Quando era miúda tinha pesadelos em que imaginava que estava a dar de mamar. Estranho sonho esse que me perseguia e me provocava sensações de desconforto e estranheza. Grávida do meu primeiro filho prometi não pensar no assunto. E assim foi até ao instante em que, depois de nascer, o meu filho mais velho foi posto no meu peito com um gorro branco, ainda cheio de sangue. Foi, nesse mesmo instante que, depois de um parto normal e um ser minúsculo alapado à minha mama que lhe bastava para viver, que me consciencializei da minha condição: sou mamífera.
Não foi imediata a sintonia com este lado animal. Primeiro sufocou-me a ideia de ser essencial ao meu filho. Depois doeu-me. A seguir cansou-me. Fui, devagar, descobrindo o prazer daqueles instantes. Mas foi, confesso, uma descoberta solitária e quase envergonhada face aos comentários que me diziam que já chegava, que o menino estava viciado em mama, que não dormia por minha culpa. Descobri também que, esta coisa da maternidade, é plena de sentimentos de culpa e foram estes os primeiros a que cedi.

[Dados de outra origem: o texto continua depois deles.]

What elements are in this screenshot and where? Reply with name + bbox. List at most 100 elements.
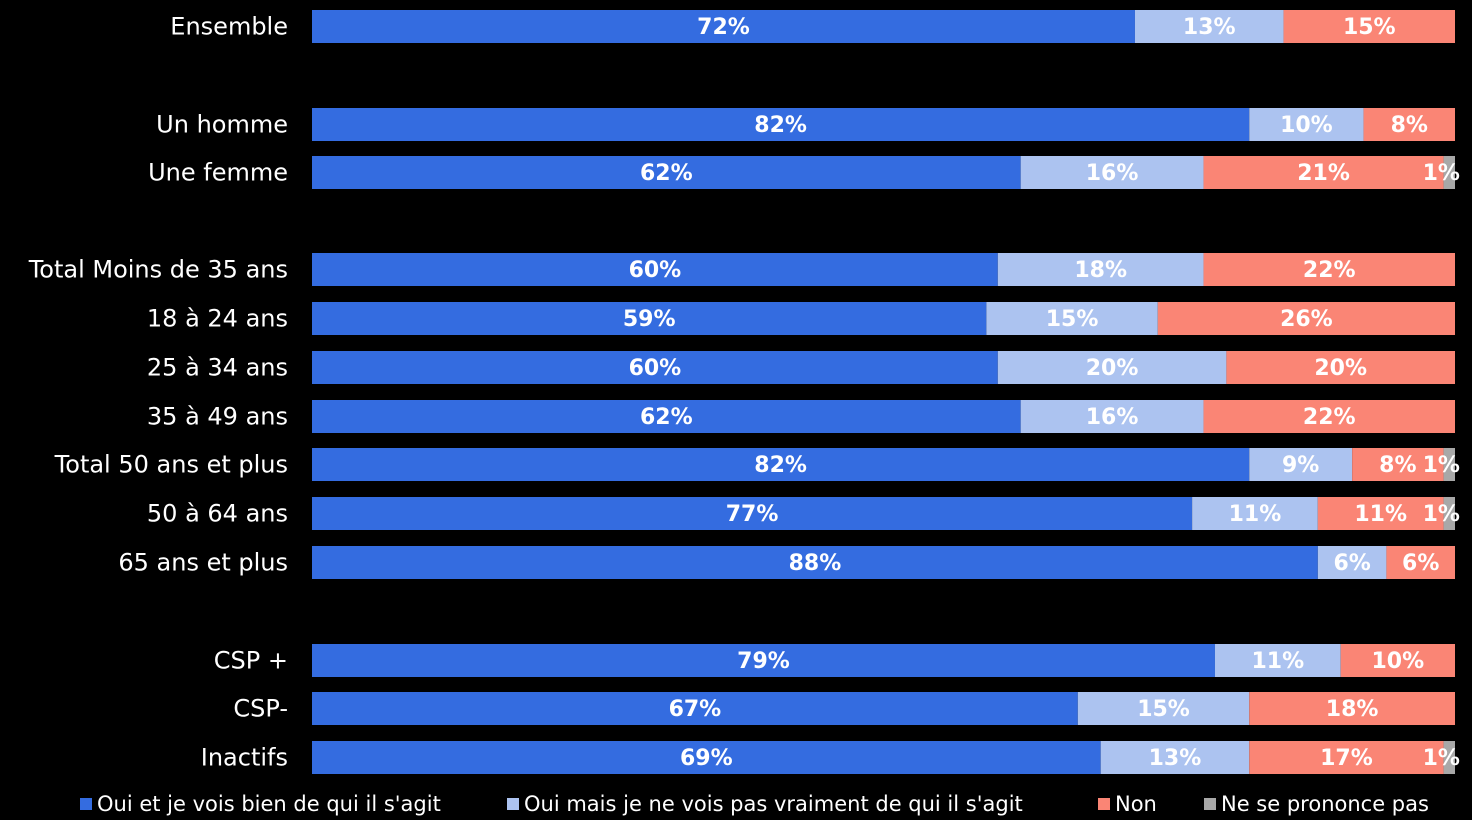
data-label: 82% bbox=[754, 113, 807, 138]
data-label: 59% bbox=[623, 307, 676, 332]
chart-legend: Oui et je vois bien de qui il s'agit Oui … bbox=[0, 792, 1472, 820]
category-label: 65 ans et plus bbox=[118, 549, 288, 577]
data-label: 1% bbox=[1423, 453, 1460, 478]
data-label: 1% bbox=[1423, 502, 1460, 527]
bar-segment bbox=[312, 302, 987, 335]
stacked-bar-chart: Ensemble 72% 13% 15% Un homme 82% 10% 8% Une fem… bbox=[28, 10, 1460, 774]
bar-segment bbox=[312, 351, 998, 384]
data-label: 17% bbox=[1320, 746, 1373, 771]
data-label: 11% bbox=[1251, 649, 1304, 674]
bar-segment bbox=[312, 741, 1101, 774]
data-label: 82% bbox=[754, 453, 807, 478]
data-label: 20% bbox=[1086, 356, 1139, 381]
bar-segment bbox=[1203, 400, 1455, 433]
bar-segment bbox=[1340, 644, 1455, 677]
bar-segment bbox=[1249, 448, 1353, 481]
legend-label: Oui et je vois bien de qui il s'agit bbox=[97, 792, 441, 816]
bar-segment bbox=[1443, 497, 1455, 530]
bar-segment bbox=[997, 253, 1204, 286]
category-label: 35 à 49 ans bbox=[147, 403, 288, 431]
legend-label: Ne se prononce pas bbox=[1221, 792, 1429, 816]
bar-segment bbox=[1443, 448, 1455, 481]
data-label: 20% bbox=[1314, 356, 1367, 381]
bar-segment bbox=[312, 400, 1021, 433]
category-label: Un homme bbox=[156, 111, 288, 139]
data-label: 11% bbox=[1354, 502, 1407, 527]
data-label: 62% bbox=[640, 405, 693, 430]
bar-segment bbox=[1077, 692, 1250, 725]
data-label: 60% bbox=[629, 356, 682, 381]
data-label: 21% bbox=[1297, 161, 1350, 186]
data-label: 11% bbox=[1229, 502, 1282, 527]
bar-segment bbox=[1443, 741, 1455, 774]
bar-segment bbox=[997, 351, 1227, 384]
data-label: 15% bbox=[1137, 697, 1190, 722]
legend-swatch bbox=[1204, 798, 1216, 810]
bar-segment bbox=[1100, 741, 1250, 774]
data-label: 16% bbox=[1086, 161, 1139, 186]
bar-segment bbox=[312, 108, 1250, 141]
legend-swatch bbox=[80, 798, 92, 810]
data-label: 18% bbox=[1326, 697, 1379, 722]
category-label: Total 50 ans et plus bbox=[54, 451, 288, 479]
bar-segment bbox=[312, 156, 1021, 189]
bar-segment bbox=[1134, 10, 1284, 43]
data-label: 6% bbox=[1402, 551, 1439, 576]
bar-segment bbox=[1203, 156, 1444, 189]
data-label: 72% bbox=[697, 15, 750, 40]
data-label: 15% bbox=[1343, 15, 1396, 40]
bar-segment bbox=[312, 448, 1250, 481]
legend-swatch bbox=[507, 798, 519, 810]
category-label: 18 à 24 ans bbox=[147, 305, 288, 333]
bar-segment bbox=[1157, 302, 1455, 335]
category-label: Inactifs bbox=[201, 744, 288, 772]
legend-item: Oui mais je ne vois pas vraiment de qui … bbox=[507, 792, 1023, 816]
data-label: 15% bbox=[1046, 307, 1099, 332]
bar-segment bbox=[1249, 741, 1444, 774]
legend-item: Ne se prononce pas bbox=[1204, 792, 1429, 816]
category-label: Une femme bbox=[148, 159, 288, 187]
legend-label: Oui mais je ne vois pas vraiment de qui … bbox=[524, 792, 1023, 816]
data-label: 60% bbox=[629, 258, 682, 283]
data-label: 69% bbox=[680, 746, 733, 771]
data-label: 79% bbox=[737, 649, 790, 674]
data-label: 10% bbox=[1280, 113, 1333, 138]
category-label: 50 à 64 ans bbox=[147, 500, 288, 528]
bar-segment bbox=[1363, 108, 1455, 141]
data-label: 16% bbox=[1086, 405, 1139, 430]
data-label: 77% bbox=[726, 502, 779, 527]
data-label: 18% bbox=[1074, 258, 1127, 283]
data-label: 1% bbox=[1423, 161, 1460, 186]
data-label: 1% bbox=[1423, 746, 1460, 771]
bar-segment bbox=[1020, 400, 1204, 433]
category-label: Ensemble bbox=[170, 13, 288, 41]
data-label: 13% bbox=[1149, 746, 1202, 771]
bar-segment bbox=[1283, 10, 1455, 43]
data-label: 88% bbox=[789, 551, 842, 576]
data-label: 22% bbox=[1303, 258, 1356, 283]
data-label: 13% bbox=[1183, 15, 1236, 40]
bar-segment bbox=[1386, 546, 1455, 579]
bar-segment bbox=[1249, 692, 1455, 725]
bar-segment bbox=[1443, 156, 1455, 189]
bar-segment bbox=[312, 644, 1215, 677]
category-label: Total Moins de 35 ans bbox=[28, 256, 288, 284]
legend-label: Non bbox=[1115, 792, 1157, 816]
data-label: 8% bbox=[1391, 113, 1428, 138]
data-label: 22% bbox=[1303, 405, 1356, 430]
category-label: CSP + bbox=[214, 647, 288, 675]
data-label: 9% bbox=[1282, 453, 1319, 478]
category-label: CSP- bbox=[233, 695, 288, 723]
data-label: 62% bbox=[640, 161, 693, 186]
bar-segment bbox=[1192, 497, 1318, 530]
legend-item: Oui et je vois bien de qui il s'agit bbox=[80, 792, 441, 816]
legend-swatch bbox=[1098, 798, 1110, 810]
bar-segment bbox=[1249, 108, 1364, 141]
bar-segment bbox=[312, 692, 1078, 725]
bar-segment bbox=[1020, 156, 1204, 189]
data-label: 26% bbox=[1280, 307, 1333, 332]
data-label: 67% bbox=[669, 697, 722, 722]
bar-segment bbox=[312, 10, 1135, 43]
data-label: 8% bbox=[1379, 453, 1416, 478]
bar-segment bbox=[1317, 546, 1387, 579]
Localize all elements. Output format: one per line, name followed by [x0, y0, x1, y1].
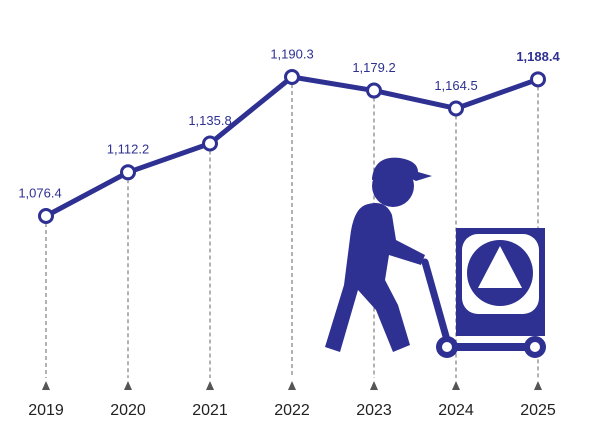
x-tick-label: 2022	[274, 402, 310, 419]
illustration	[325, 157, 546, 358]
x-tick-label: 2023	[356, 402, 392, 419]
value-label: 1,179.2	[352, 60, 395, 75]
point	[38, 208, 54, 224]
x-tick-label: 2024	[438, 402, 474, 419]
value-label: 1,164.5	[434, 78, 477, 93]
value-label: 1,076.4	[18, 185, 61, 200]
x-tick-label: 2025	[520, 402, 556, 419]
point	[120, 164, 136, 181]
x-tick-label: 2021	[192, 402, 228, 419]
point	[366, 82, 382, 99]
tick-arrow	[370, 381, 378, 390]
point	[448, 100, 464, 117]
tick-arrow	[42, 381, 50, 390]
value-label: 1,188.4	[516, 49, 560, 64]
tick-arrow	[124, 381, 132, 390]
value-label: 1,190.3	[270, 46, 313, 61]
x-tick-label: 2019	[28, 402, 64, 419]
tick-arrow	[534, 381, 542, 390]
point	[284, 69, 300, 85]
x-tick-label: 2020	[110, 402, 146, 419]
value-label: 1,135.8	[188, 113, 231, 128]
tick-arrow	[206, 381, 214, 390]
point	[530, 71, 546, 88]
tick-arrow	[452, 381, 460, 390]
value-label: 1,112.2	[107, 142, 149, 157]
point	[202, 135, 218, 152]
tick-arrow	[288, 381, 296, 390]
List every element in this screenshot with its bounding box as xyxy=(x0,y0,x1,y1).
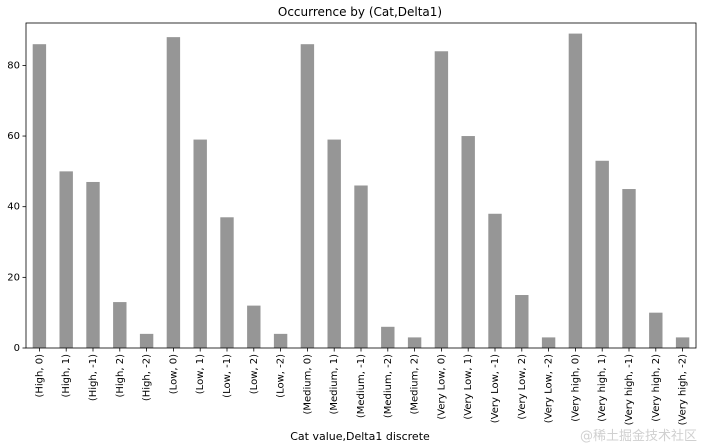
x-tick-label: (High, -1) xyxy=(88,354,99,401)
bar xyxy=(193,139,207,348)
bars-group xyxy=(32,33,690,349)
bar xyxy=(32,44,47,349)
x-tick-label: (Medium, 2) xyxy=(410,354,421,415)
watermark: @稀土掘金技术社区 xyxy=(580,428,697,444)
y-axis: 0 20 40 60 80 xyxy=(7,60,26,354)
x-tick-label: (Medium, 1) xyxy=(329,354,340,415)
x-tick-label: (Very high, 2) xyxy=(651,354,662,422)
x-axis-label: Cat value,Delta1 discrete xyxy=(290,430,430,443)
x-tick-label: (Medium, 0) xyxy=(302,354,313,415)
x-tick-label: (Medium, -1) xyxy=(356,354,367,418)
x-tick-label: (Very Low, 2) xyxy=(517,354,528,420)
bar xyxy=(675,337,690,348)
bar xyxy=(220,217,234,348)
x-tick-label: (Very Low, 0) xyxy=(436,354,447,420)
bar xyxy=(300,44,315,349)
bar xyxy=(461,136,475,348)
bar xyxy=(595,160,609,348)
x-tick-label: (Very high, 0) xyxy=(570,354,581,422)
bar xyxy=(86,181,100,348)
bar xyxy=(113,302,127,348)
bar xyxy=(327,139,341,348)
x-tick-label: (Medium, -2) xyxy=(383,354,394,418)
bar xyxy=(649,312,663,348)
x-tick-label: (Low, 2) xyxy=(249,354,260,394)
x-tick-label: (High, 0) xyxy=(34,354,45,398)
bar xyxy=(354,185,368,348)
x-tick-label: (Low, -2) xyxy=(276,354,287,398)
x-tick-label: (High, 1) xyxy=(61,354,72,398)
y-tick-label: 80 xyxy=(7,60,20,71)
y-tick-label: 40 xyxy=(7,202,20,213)
x-tick-label: (Very high, -1) xyxy=(624,354,635,425)
bar xyxy=(407,337,422,348)
plot-frame xyxy=(25,22,697,349)
bar xyxy=(434,51,449,349)
x-tick-label: (High, 2) xyxy=(115,354,126,398)
x-tick-label: (Very Low, -1) xyxy=(490,354,501,423)
bar xyxy=(273,333,288,348)
x-tick-label: (Very high, -2) xyxy=(678,354,689,425)
bar xyxy=(59,171,73,348)
x-tick-label: (Low, 1) xyxy=(195,354,206,394)
x-tick-label: (Very Low, 1) xyxy=(463,354,474,420)
x-tick-label: (Very high, 1) xyxy=(597,354,608,422)
y-tick-label: 20 xyxy=(7,272,20,283)
bar xyxy=(247,305,261,348)
y-tick-label: 0 xyxy=(14,343,20,354)
y-tick-label: 60 xyxy=(7,131,20,142)
x-tick-label: (Very Low, -2) xyxy=(544,354,555,423)
chart-title: Occurrence by (Cat,Delta1) xyxy=(278,5,442,19)
bar xyxy=(139,333,154,348)
x-tick-label: (Low, 0) xyxy=(168,354,179,394)
bar xyxy=(488,213,502,348)
bar xyxy=(381,326,395,348)
x-tick-label: (Low, -1) xyxy=(222,354,233,398)
bar xyxy=(622,189,636,348)
bar xyxy=(568,33,583,348)
bar xyxy=(541,337,556,348)
bar xyxy=(515,295,529,348)
bar xyxy=(166,37,181,349)
x-axis: (High, 0) (High, 1) (High, -1) (High, 2) (Hi… xyxy=(34,348,689,425)
x-tick-label: (High, -2) xyxy=(142,354,153,401)
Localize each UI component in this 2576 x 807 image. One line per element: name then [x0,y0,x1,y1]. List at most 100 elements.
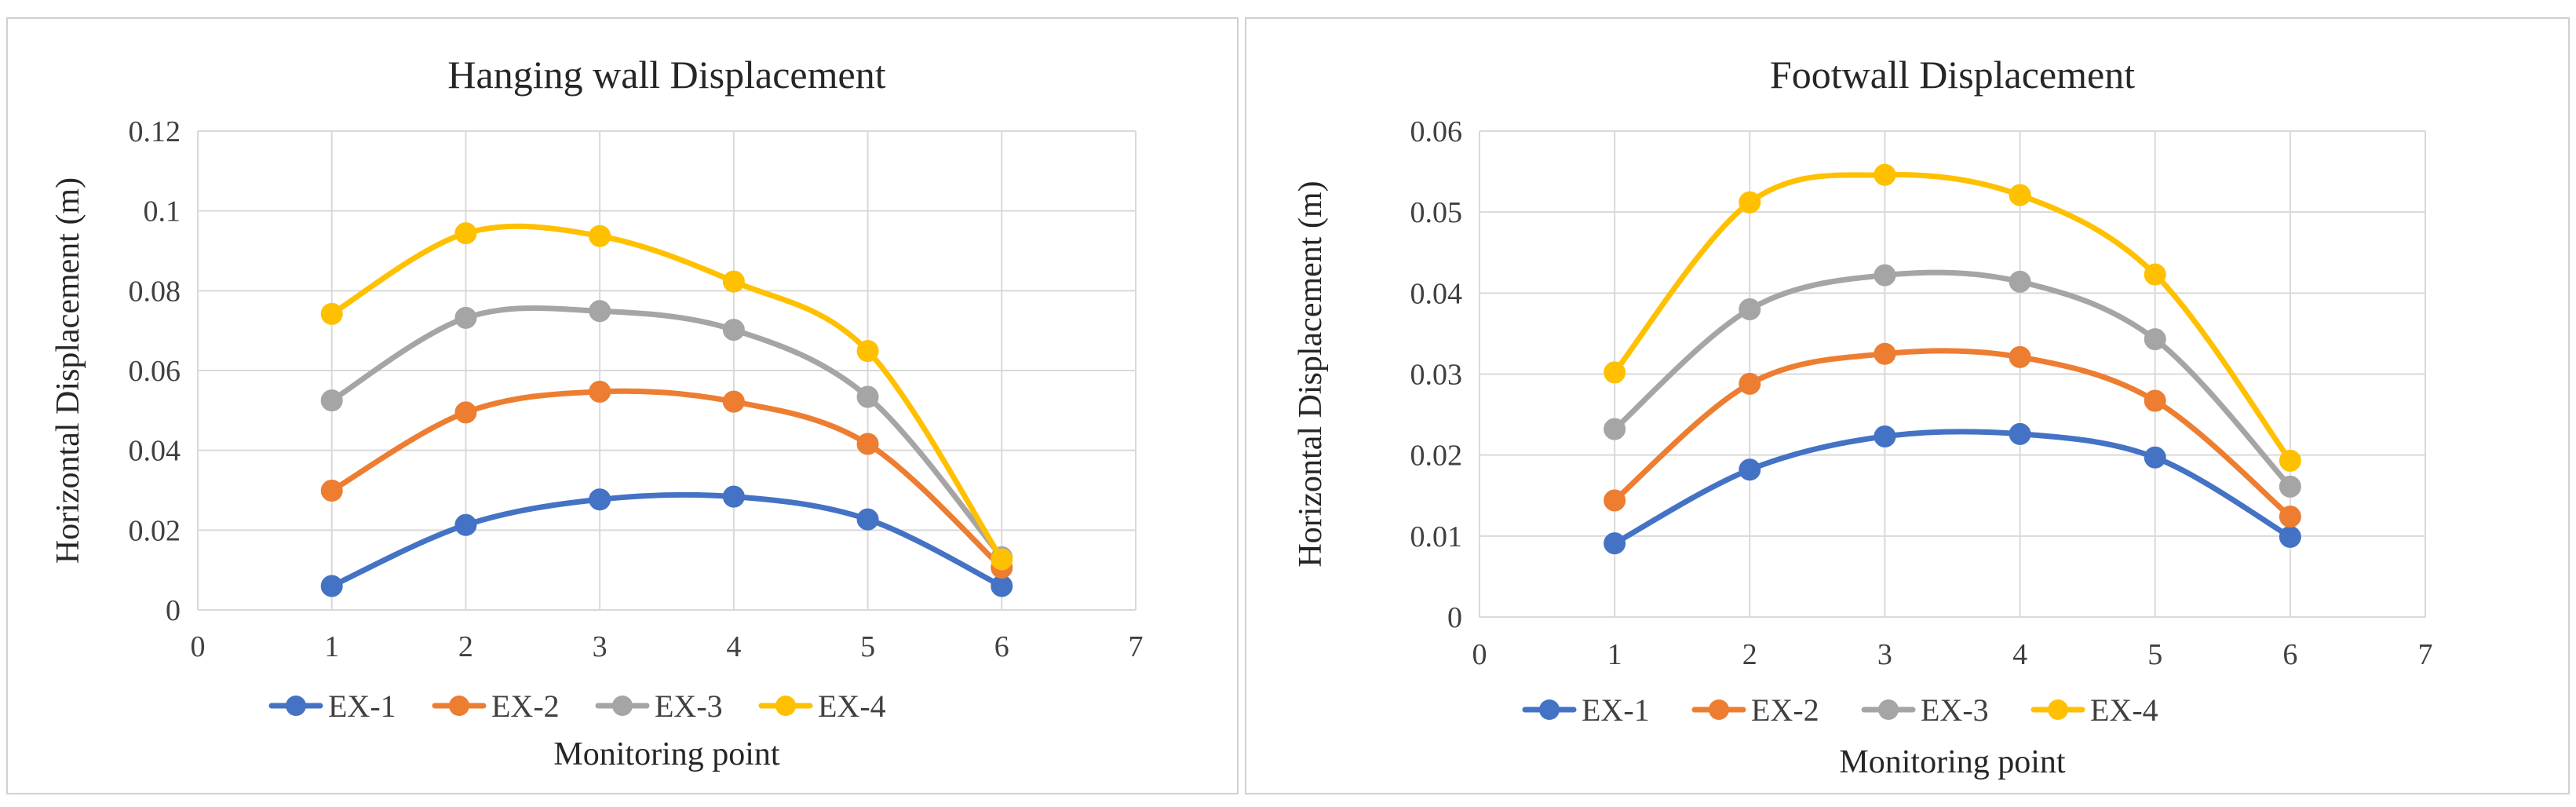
data-point-ex-3 [2279,475,2301,498]
x-tick-label: 2 [458,630,473,663]
data-point-ex-1 [991,575,1013,597]
y-tick-label: 0.03 [1410,359,1463,392]
legend-label-ex-4: EX-4 [2090,692,2158,728]
y-tick-label: 0.1 [144,195,181,228]
legend-marker-ex-4 [2048,699,2068,720]
data-point-ex-2 [2009,345,2031,368]
series-line-ex-4 [1611,171,2293,464]
x-tick-label: 7 [1129,630,1144,663]
data-point-ex-3 [2144,328,2166,351]
x-tick-label: 1 [324,630,339,663]
legend-marker-ex-2 [1709,699,1729,720]
x-axis-title: Monitoring point [553,736,780,772]
data-point-ex-4 [1604,361,1626,384]
data-point-ex-4 [589,225,611,247]
y-tick-label: 0.04 [1410,277,1463,310]
series-line-ex-1 [1611,429,2293,546]
legend-marker-ex-1 [1539,699,1560,720]
data-point-ex-4 [2279,449,2301,472]
series-line-ex-3 [1611,269,2293,490]
y-tick-label: 0 [166,594,181,627]
chart-title: Hanging wall Displacement [447,53,885,97]
legend-label-ex-1: EX-1 [328,688,396,724]
data-point-ex-1 [454,513,477,536]
y-axis-title: Horizontal Displacement (m) [50,177,86,564]
data-point-ex-1 [2144,446,2166,469]
y-tick-label: 0.02 [129,514,181,547]
data-point-ex-2 [1604,489,1626,512]
data-point-ex-2 [1739,372,1761,395]
data-point-ex-4 [1874,163,1896,186]
x-tick-label: 0 [191,630,206,663]
legend-marker-ex-2 [449,696,469,716]
data-point-ex-4 [722,270,745,293]
footwall-chart-panel: Footwall Displacement 0 0.01 0.02 0.03 0.04 0.… [1245,17,2570,794]
series-line-ex-4 [329,223,1005,562]
data-point-ex-2 [2144,389,2166,412]
data-point-ex-2 [320,480,343,502]
data-point-ex-3 [1739,298,1761,320]
legend-label-ex-4: EX-4 [818,688,886,724]
x-axis-title: Monitoring point [1839,744,2066,780]
x-tick-label: 5 [860,630,875,663]
data-point-ex-2 [589,380,611,403]
x-tick-label: 4 [726,630,741,663]
series-line-ex-2 [329,388,1005,571]
x-tick-label: 1 [1607,638,1622,671]
data-point-ex-3 [1874,264,1896,287]
x-tick-label: 2 [1742,638,1757,671]
data-point-ex-2 [454,401,477,424]
data-point-ex-4 [991,548,1013,571]
x-tick-label: 4 [2012,638,2027,671]
x-tick-label: 6 [994,630,1009,663]
data-point-ex-2 [2279,506,2301,528]
x-tick-label: 3 [1877,638,1892,671]
data-point-ex-1 [320,575,343,597]
data-point-ex-2 [722,390,745,413]
legend-label-ex-1: EX-1 [1582,692,1650,728]
hanging-wall-chart-panel: Hanging wall Displacement 0 0.02 0.04 0.06 0.… [6,17,1239,794]
legend-label-ex-3: EX-3 [655,688,723,724]
legend-marker-ex-4 [775,696,796,716]
data-point-ex-1 [856,508,879,531]
y-tick-label: 0.01 [1410,520,1463,553]
legend-marker-ex-3 [612,696,633,716]
series-line-ex-1 [329,491,1005,589]
x-tick-label: 6 [2282,638,2297,671]
footwall-chart: Footwall Displacement 0 0.01 0.02 0.03 0.04 0.… [1293,53,2433,780]
data-point-ex-3 [2009,270,2031,293]
data-point-ex-1 [2009,422,2031,445]
data-point-ex-1 [2279,525,2301,548]
data-point-ex-3 [1604,418,1626,440]
y-tick-label: 0.02 [1410,440,1463,473]
y-tick-label: 0.06 [1410,115,1463,148]
legend-label-ex-2: EX-2 [1751,692,1819,728]
legend-marker-ex-3 [1878,699,1899,720]
y-tick-label: 0.12 [129,115,181,148]
data-point-ex-3 [856,385,879,408]
y-tick-label: 0.04 [129,435,181,468]
data-point-ex-4 [454,222,477,245]
x-tick-label: 5 [2147,638,2162,671]
series-line-ex-3 [329,305,1005,561]
data-point-ex-2 [1874,342,1896,365]
legend-label-ex-3: EX-3 [1921,692,1989,728]
legend-label-ex-2: EX-2 [491,688,560,724]
data-point-ex-4 [2144,263,2166,286]
hanging-wall-chart: Hanging wall Displacement 0 0.02 0.04 0.06 0.… [50,53,1144,772]
y-tick-label: 0 [1447,601,1462,634]
chart-title: Footwall Displacement [1770,53,2135,97]
data-point-ex-1 [1739,458,1761,481]
y-tick-label: 0.08 [129,275,181,308]
data-point-ex-1 [722,485,745,508]
x-tick-label: 3 [593,630,608,663]
data-point-ex-3 [454,306,477,329]
x-tick-label: 0 [1472,638,1487,671]
data-point-ex-4 [1739,191,1761,214]
data-point-ex-1 [1874,425,1896,447]
series-line-ex-2 [1611,348,2293,520]
data-point-ex-4 [320,302,343,325]
y-tick-label: 0.05 [1410,196,1463,229]
legend-marker-ex-1 [286,696,306,716]
data-point-ex-3 [589,300,611,323]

Passaram oito anos, o meu filho grande cresceu, fez-me um menino lindo e continuou a dormir mal mesmo comendo tudo, e eu aventurei-me a um segundo filho no estado civil solteira, desempregada, e com rumores que aí viria a maior crise de todos os tempos.
Mamífera consciente e feliz, ali estava, depois de parir o meu segundo filho de parto natural, com aquela criatura pequena alapada à minha mama. Mas desta vez não me enganavam, havia de bastar ao meu filho o tempo que os dois quiséssemos, havia de dar de mamar orgulhosa perante os olhares alheios, havia de aproveitar cada segundo deste momento de amor, deste prolongamento da criação, deste mimo infinito. E tornou-se o, agora, irmão mais velho o meu principal defensor.
Sou mãe e, nos entretantos disso, continuo a ser jornalista. Tenho 34 anos. Sou suburbana e mimada. Sou mamífera. É essa a minha essência.